Cuando te lo juegas todo a 40 minutos hay que ser muy bueno para ganar sin espíritu. Pero se puede: lo demostró el Real Madrid en el inicio del torneo, dejando todas las dudas del mundo pese a superar agónicamente a un Valencia Basket que tiró al palo y ya avisó de lo que venía por delante. A los blancos, previsibles, les han faltado ideas en la Copa casi al mismo nivel que torcido ha estado su punto de mira (han encestado 8 de 48 triples y 46 de 68 tiros libres), pero quizá lo más grave ha sido la falta de espíritu que reconoció Chus Mateo después de que el Unicaja les apeara. No le dolieron prendas al técnico blanco en admitir que echó de menos en la semifinal a Sergio Llull y Rudy Fernández, ambos lesionados, pero mal asunto para tamaño equipo tener semejante dependencia emocional de dos jugadores de 35 y 37 años respectivamente. Lo peor en clave blanca es que tal hecho resultó evidente y radiografió que ni Musa ni el misterioso Hezonja son de momento los referentes espirituales que necesita el vestuario cuando le vengan mal dadas. Y como los baleares no van a ser eternos, la Copa ha evidenciado que ese equipo tendrá que ir pensando en alguien más que toque la corneta cuando vengan curvas a medio plazo.
Pero antes que el Madrid cayó el Barça, también ante Unicaja. Ojo, que esto no pasaba desde 1953, cuando el Joventut despachó a los dos gigantes del fútbol, y desde luego nunca había ocurrido en la era ACB, iniciada en 1984. Con todo, puede que los de Jasikevicius no mostraran tanta falta de energía como su eterno rival. De hecho, empieza a parecer que el exceso de espiritualidad del técnico lituano va hastiando poco a poco a su plantilla en lo que parece una deriva compleja de resolver sin títulos. Sin embargo, una vez más en un final apretado Nikola Mirotic no fue precisamente lo que los americanos llaman el go to guy, ese seguro de vida al que darle el balón ante la adversidad convencido de que algo va a sacar. Otra le tocó a Higgins —no un dechado de pasión, pero habitualmente fiable como un reloj suizo— y Laprovittola, más emocional y en el mejor momento de su carrera, resolver. Les salió cruz y el Barça se fue de la Copa por la gatera y con el segundo título de la temporada perdido. Los azulgranas se dejaron remontar por un rival más hambriento y acabaron pagándolo en la prórroga.

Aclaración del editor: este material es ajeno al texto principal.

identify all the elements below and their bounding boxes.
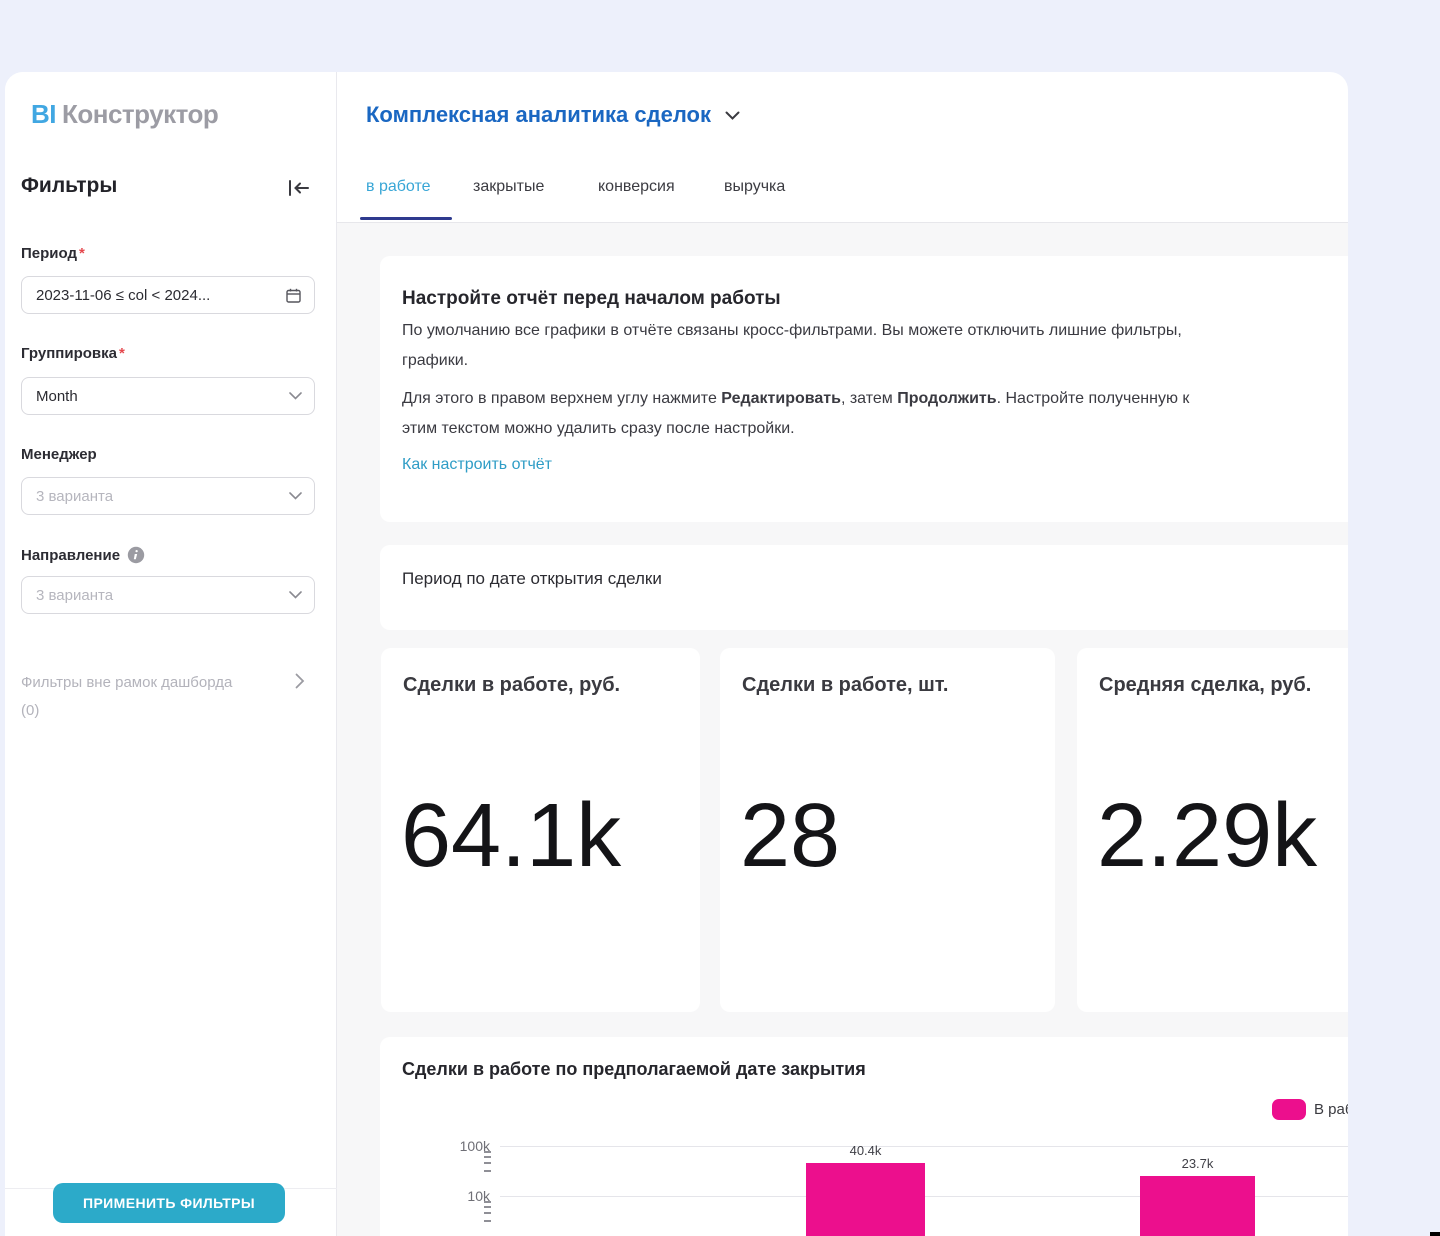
app-window: BIКонструктор Фильтры Период* 2023-11-06… bbox=[5, 72, 1348, 1236]
y-minor-tick bbox=[484, 1156, 491, 1158]
outer-filters-count: (0) bbox=[21, 697, 276, 725]
legend-label: В работе bbox=[1314, 1101, 1348, 1118]
y-minor-tick bbox=[484, 1151, 491, 1153]
chevron-down-icon bbox=[289, 591, 302, 599]
dashboard-title-dropdown[interactable]: Комплексная аналитика сделок bbox=[366, 102, 740, 128]
bar-in-progress-2[interactable] bbox=[1140, 1176, 1255, 1236]
kpi-card-deals-count: Сделки в работе, шт. 28 bbox=[720, 648, 1055, 1012]
page-title: Комплексная аналитика сделок bbox=[366, 102, 711, 128]
direction-select[interactable]: 3 варианта bbox=[21, 576, 315, 614]
bar-value-label: 23.7k bbox=[1140, 1156, 1255, 1172]
app-logo: BIКонструктор bbox=[31, 99, 218, 130]
direction-label: Направление bbox=[21, 546, 145, 564]
period-date-input[interactable]: 2023-11-06 ≤ col < 2024... bbox=[21, 276, 315, 314]
bar-chart-card: Сделки в работе по предполагаемой дате з… bbox=[380, 1037, 1348, 1236]
screen-corner-artifact bbox=[1430, 1232, 1440, 1236]
panel-collapse-icon bbox=[286, 176, 312, 200]
chart-legend[interactable]: В работе bbox=[1272, 1099, 1348, 1120]
tab-conversion[interactable]: конверсия bbox=[598, 178, 675, 196]
y-minor-tick bbox=[484, 1201, 491, 1203]
period-card-text: Период по дате открытия сделки bbox=[402, 569, 662, 589]
y-minor-tick bbox=[484, 1212, 491, 1214]
outer-filters-link[interactable]: Фильтры вне рамок дашборда (0) bbox=[21, 669, 276, 725]
required-mark: * bbox=[79, 245, 85, 262]
info-card-title: Настройте отчёт перед началом работы bbox=[402, 288, 781, 310]
legend-swatch bbox=[1272, 1099, 1306, 1120]
y-axis-tick-10k: 10k bbox=[420, 1188, 490, 1204]
y-axis-tick-100k: 100k bbox=[420, 1138, 490, 1154]
chevron-right-icon bbox=[295, 673, 305, 689]
period-value: 2023-11-06 ≤ col < 2024... bbox=[36, 287, 285, 304]
setup-info-card: Настройте отчёт перед началом работы По … bbox=[380, 256, 1348, 522]
bar-in-progress-1[interactable] bbox=[806, 1163, 925, 1236]
calendar-icon bbox=[285, 287, 302, 304]
filters-heading: Фильтры bbox=[21, 174, 117, 198]
info-paragraph-line: По умолчанию все графики в отчёте связан… bbox=[402, 322, 1182, 340]
outer-filters-text: Фильтры вне рамок дашборда bbox=[21, 669, 276, 697]
chevron-down-icon bbox=[289, 392, 302, 400]
kpi-title: Средняя сделка, руб. bbox=[1099, 674, 1311, 697]
chevron-down-icon bbox=[289, 492, 302, 500]
tab-in-progress[interactable]: в работе bbox=[366, 178, 431, 196]
how-to-configure-link[interactable]: Как настроить отчёт bbox=[402, 456, 552, 474]
kpi-value: 2.29k bbox=[1097, 786, 1317, 886]
y-minor-tick bbox=[484, 1170, 491, 1172]
bar-value-label: 40.4k bbox=[806, 1143, 925, 1159]
period-label: Период* bbox=[21, 245, 85, 262]
info-paragraph-line: графики. bbox=[402, 352, 468, 370]
y-minor-tick bbox=[484, 1220, 491, 1222]
kpi-value: 64.1k bbox=[401, 786, 621, 886]
sidebar-collapse-button[interactable] bbox=[286, 176, 312, 200]
dashboard-content: Настройте отчёт перед началом работы По … bbox=[337, 223, 1348, 1236]
y-minor-tick bbox=[484, 1206, 491, 1208]
manager-label: Менеджер bbox=[21, 446, 97, 463]
grouping-label: Группировка* bbox=[21, 345, 125, 362]
info-paragraph-line: этим текстом можно удалить сразу после н… bbox=[402, 420, 795, 438]
chart-title: Сделки в работе по предполагаемой дате з… bbox=[402, 1059, 866, 1080]
apply-filters-button[interactable]: ПРИМЕНИТЬ ФИЛЬТРЫ bbox=[53, 1183, 285, 1223]
logo-name: Конструктор bbox=[62, 99, 218, 129]
filters-sidebar: BIКонструктор Фильтры Период* 2023-11-06… bbox=[5, 72, 337, 1236]
grouping-select[interactable]: Month bbox=[21, 377, 315, 415]
chevron-down-icon bbox=[725, 111, 740, 120]
manager-select[interactable]: 3 варианта bbox=[21, 477, 315, 515]
info-paragraph-line: Для этого в правом верхнем углу нажмите … bbox=[402, 390, 1189, 408]
active-tab-underline bbox=[360, 217, 452, 220]
kpi-card-avg-deal: Средняя сделка, руб. 2.29k bbox=[1077, 648, 1348, 1012]
kpi-value: 28 bbox=[740, 786, 840, 886]
required-mark: * bbox=[119, 345, 125, 362]
manager-placeholder: 3 варианта bbox=[36, 488, 289, 505]
info-icon[interactable] bbox=[127, 546, 145, 564]
tab-closed[interactable]: закрытые bbox=[473, 178, 544, 196]
kpi-title: Сделки в работе, шт. bbox=[742, 674, 948, 697]
direction-placeholder: 3 варианта bbox=[36, 587, 289, 604]
period-card: Период по дате открытия сделки bbox=[380, 545, 1348, 630]
grouping-value: Month bbox=[36, 388, 289, 405]
y-minor-tick bbox=[484, 1162, 491, 1164]
logo-bi: BI bbox=[31, 99, 56, 129]
kpi-card-deals-rub: Сделки в работе, руб. 64.1k bbox=[381, 648, 700, 1012]
tab-revenue[interactable]: выручка bbox=[724, 178, 785, 196]
kpi-title: Сделки в работе, руб. bbox=[403, 674, 620, 697]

Porque aunque lo de Unicaja, objetivamente, haya que calificarlo como una sorpresa, cabría decir que algo se podía ver venir. Aunque marchen muy arriba tanto en Liga Endesa como Euroliga —solo faltaría—, es obvio que ni blancos ni azulgranas viven sus momentos de mayor clarividencia en el juego. Así que con, permítase, cierta aquiescencia de los ‘grandes’, esta era precisamente esa Copa en la que una sobredosis de espíritu podía llevar a lo que acabó pasando. La puso Marcelinho Huertas, descollante a los 39 años y al que le faltó un pelo para ser el MVP más longevo de la historia, superando a Chichi Creus en 1996. La derrochó en su casa Joel Parra, excepcional para dar vida al Joventut en el debut ante Baskonia, y eclosionando cual supernova en la semifinal poniendo patas arriba el Olímpico de Badalona. El portentoso alero catalán, por mucho que fuera víctima del icónico tapón de Abromaitis que dejó a la ‘Penya’ sin final, volvió a mostrar su candidatura a pasar muchos años de rojigualda y, muy probablemente, como proveedor de esa energía que en esta ocasión tanto echaron de menos los favoritos. Parece de cajón.

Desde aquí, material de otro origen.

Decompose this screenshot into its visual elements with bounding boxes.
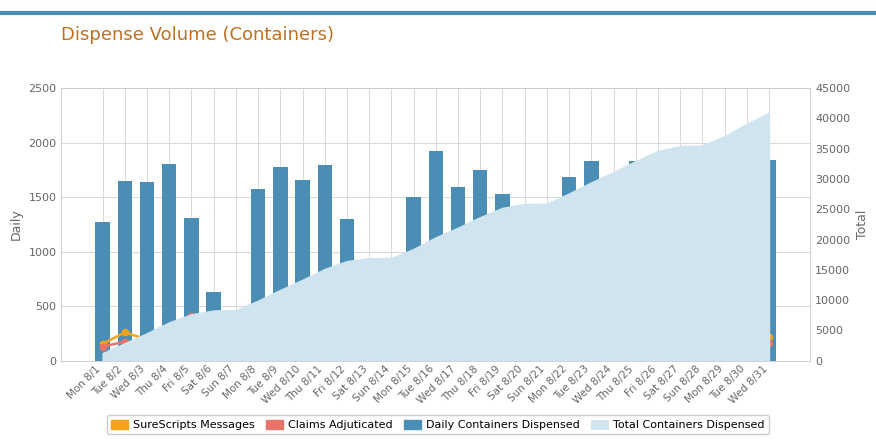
Bar [696,350,710,361]
Bar [717,193,731,361]
Y-axis label: Daily: Daily [10,209,23,240]
Bar [184,218,199,361]
Bar [473,170,487,361]
Bar [762,160,776,361]
Bar [495,194,510,361]
Bar [451,187,465,361]
Bar [540,353,555,361]
Bar [584,161,598,361]
Bar [606,179,621,361]
Bar [117,181,132,361]
Bar [229,356,244,361]
Bar [673,275,688,361]
Bar [385,359,399,361]
Bar [562,177,576,361]
Bar [140,182,154,361]
Bar [362,309,377,361]
Bar [317,165,332,361]
Bar [518,293,532,361]
Bar [406,197,420,361]
Bar [95,222,110,361]
Bar [340,220,354,361]
Legend: SureScripts Messages, Claims Adjuticated, Daily Containers Dispensed, Total Cont: SureScripts Messages, Claims Adjuticated… [107,415,769,434]
Bar [273,167,287,361]
Bar [295,180,310,361]
Bar [207,292,221,361]
Bar [628,161,643,361]
Bar [739,138,754,361]
Bar [651,179,665,361]
Text: Dispense Volume (Containers): Dispense Volume (Containers) [61,26,335,44]
Bar [428,151,443,361]
Y-axis label: Total: Total [856,210,869,239]
Bar [251,189,265,361]
Bar [162,165,176,361]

Y como el déficit de espíritu en el Baskonia, a priori la gran alternativa de poder, también fue preocupante —¿Dónde estuvo el plan B cuando el Joventut volteó el marcador tras el descanso?—, fue a Unicaja a quien le tocó el gordo. Porque fue quien mejor jugó al baloncesto, pero también quien más anheló irse por la puerta grande. El alma que requiere la Copa la enseñó Darío Brizuela, verdugo del Barça con su hijo en la UCI. O Dylan Osetkowski, un tipo que parece salido de ‘Los Vigilantes de la Playa’ pero que ha entrado con el pie derecho en el baloncesto de Málaga, como si llevara veinte años paseando por los chiringuitos de El Palo. Y Jonathan Barreiro, aquel mirlo blanco convertido ahora en obrero y que se dejó la vida en la fase decisiva de la final para robarle un balón a Gio Shermadini nada más anotar un triple que ya olía a decisivo. Lo fue también Tyler Kalinoski, un especialista defensivo y notable tirador que, en opinión de quien escribe, fue el auténtico MVP, por ser más regular desde el jueves que el galardonado Tyson Carter. Y por supuesto lo fue Alberto Díaz, ese ‘héroe del pueblo’ —y del Eurobasket de 2022— capaz de universalizar que defender es divertido. El malagueño de toda la vida que lloró sobre el parqué en Badalona consciente de lo mal que lo había pasado recientemente en el equipo de su vida, cuya zozobra en los años previos fue tan enorme que ahora cuesta creer lo sucedido en apenas unos meses. Pero desde luego el chorreo espiritual arranca en Ibon Navarro, capaz de darle la vuelta como un calcetín a ese Unicaja decrépito en solo unos meses. A veces los proyectos, aunque precisen del empujón económico, también empiezan con el corazón que el técnico vitoriano ha sabido tocarle a una afición malagueña que lleva semanas volviendo a llenar un Martín Carpena que la temporada pasada, en un partido ante el Casademont Zaragoza, registró la peor entrada de su historia.
Porque Unicaja, antes de ganar, había recargado el espíritu para recuperar a su gente como imprescindible camino al éxito en esta excelente y ya histórica Copa del Rey. Y eso que a los malagueños les faltó Augusto Lima, referente defensivo en la pintura y operado hace dos semanas de ligamento cruzado de la rodilla, pero ya sin muletas en Badalona. Pues eso, el alma. Eso no se paga y, en ocasiones, da títulos. Vaya si los da, aunque no todos lo hayan entendido en esta ocasión.